Proposed budget cuts could negate lawmakers’ promise to expand health care for children

? State officials said Monday that the recent promise of legislators to expand health care coverage to thousands of children from working families could be broken under proposed budget cuts.

In addition, the proposed cuts may delay processing applications for medical assistance to such an extent that the state could run afoul of federal regulations.

“This is a little like funding the purchase of light bulbs for your house, but not the electricity to turn them on,” said Andy Allison, who is deputy director of the Kansas Health Policy Authority.

Allison was describing a situation where lawmakers have cut administrative expenses at KHPA by 10.6 percent and are proposing further cuts of administrative expenses of 2.5 percent under a Senate budget plan, and 5 percent under a House plan.

Under those committee proposals, “caseloads,” meaning those eligible for Medicaid, would be exempt from the cuts.
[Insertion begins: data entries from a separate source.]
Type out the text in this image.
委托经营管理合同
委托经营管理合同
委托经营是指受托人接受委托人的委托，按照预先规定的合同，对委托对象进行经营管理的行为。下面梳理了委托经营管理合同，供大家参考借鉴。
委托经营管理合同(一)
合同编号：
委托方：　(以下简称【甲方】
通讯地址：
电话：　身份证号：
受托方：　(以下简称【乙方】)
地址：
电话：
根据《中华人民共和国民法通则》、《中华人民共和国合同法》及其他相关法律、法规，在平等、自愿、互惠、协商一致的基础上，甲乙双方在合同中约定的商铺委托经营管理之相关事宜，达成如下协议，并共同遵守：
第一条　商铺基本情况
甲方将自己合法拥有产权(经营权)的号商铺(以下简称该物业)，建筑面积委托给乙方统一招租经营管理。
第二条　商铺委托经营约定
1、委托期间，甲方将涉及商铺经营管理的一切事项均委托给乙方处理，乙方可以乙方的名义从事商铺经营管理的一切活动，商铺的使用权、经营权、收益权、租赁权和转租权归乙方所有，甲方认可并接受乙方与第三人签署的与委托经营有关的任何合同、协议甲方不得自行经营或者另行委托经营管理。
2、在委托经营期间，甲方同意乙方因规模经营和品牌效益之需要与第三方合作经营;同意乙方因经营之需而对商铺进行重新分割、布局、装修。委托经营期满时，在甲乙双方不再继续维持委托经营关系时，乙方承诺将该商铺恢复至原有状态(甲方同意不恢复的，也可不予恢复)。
Medicaid is a federal-state funded program that provides health coverage to low-income Kansans.

But the administrative cuts would hamper KHPA’s ability to provide those services, KHPA says.
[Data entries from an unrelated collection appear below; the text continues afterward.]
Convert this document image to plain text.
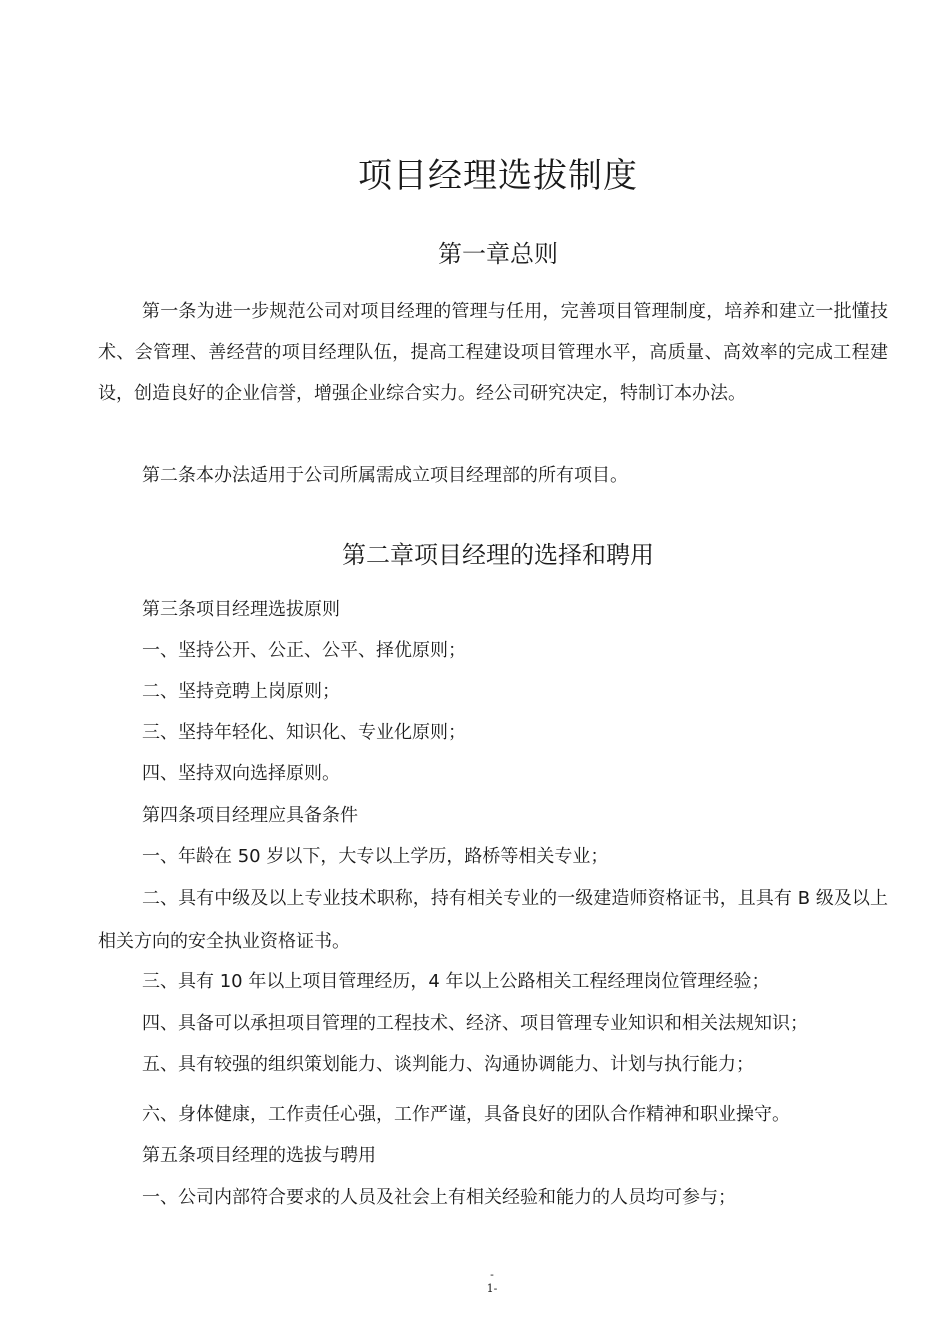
项目经理选拔制度
第一章总则

第一条为进一步规范公司对项目经理的管理与任用，完善项目管理制度，培养和建立一批懂技术、会管理、善经营的项目经理队伍，提高工程建设项目管理水平，高质量、高效率的完成工程建设，创造良好的企业信誉，增强企业综合实力。经公司研究决定，特制订本办法。

第二条本办法适用于公司所属需成立项目经理部的所有项目。

第二章项目经理的选择和聘用

第三条项目经理选拔原则

一、坚持公开、公正、公平、择优原则；

二、坚持竞聘上岗原则；

三、坚持年轻化、知识化、专业化原则；

四、坚持双向选择原则。

第四条项目经理应具备条件

一、年龄在 50 岁以下，大专以上学历，路桥等相关专业；

二、具有中级及以上专业技术职称，持有相关专业的一级建造师资格证书，且具有 B 级及以上相关方向的安全执业资格证书。

三、具有 10 年以上项目管理经历，4 年以上公路相关工程经理岗位管理经验；

四、具备可以承担项目管理的工程技术、经济、项目管理专业知识和相关法规知识；

五、具有较强的组织策划能力、谈判能力、沟通协调能力、计划与执行能力；

六、身体健康，工作责任心强，工作严谨，具备良好的团队合作精神和职业操守。

第五条项目经理的选拔与聘用

一、公司内部符合要求的人员及社会上有相关经验和能力的人员均可参与；

-
1-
In response, KHPA plans to propose a 1 percent cut in the reimbursement rates paid to Medicaid services providers, such as doctors and other health care professionals.

The cuts could also fall on the State Children’s Health Insurance Program, which unlike Medicaid is not an entitlement. SCHIP is the program that provides low-cost coverage for children in families that earn too much for Medicaid but have trouble affording private insurance.

The House-proposed cut would probably cancel out an expansion of SCHIP that was approved only weeks ago, and was to provide health care coverage to some 8,000 children in working families, according to KHPA.

The proposed cuts come in response to a newly estimated $328 million revenue shortfall in the just-approved state budget for the fiscal year that starts July 1. Lawmakers return Wednesday for the wrap-up session to balance the 2010 budget.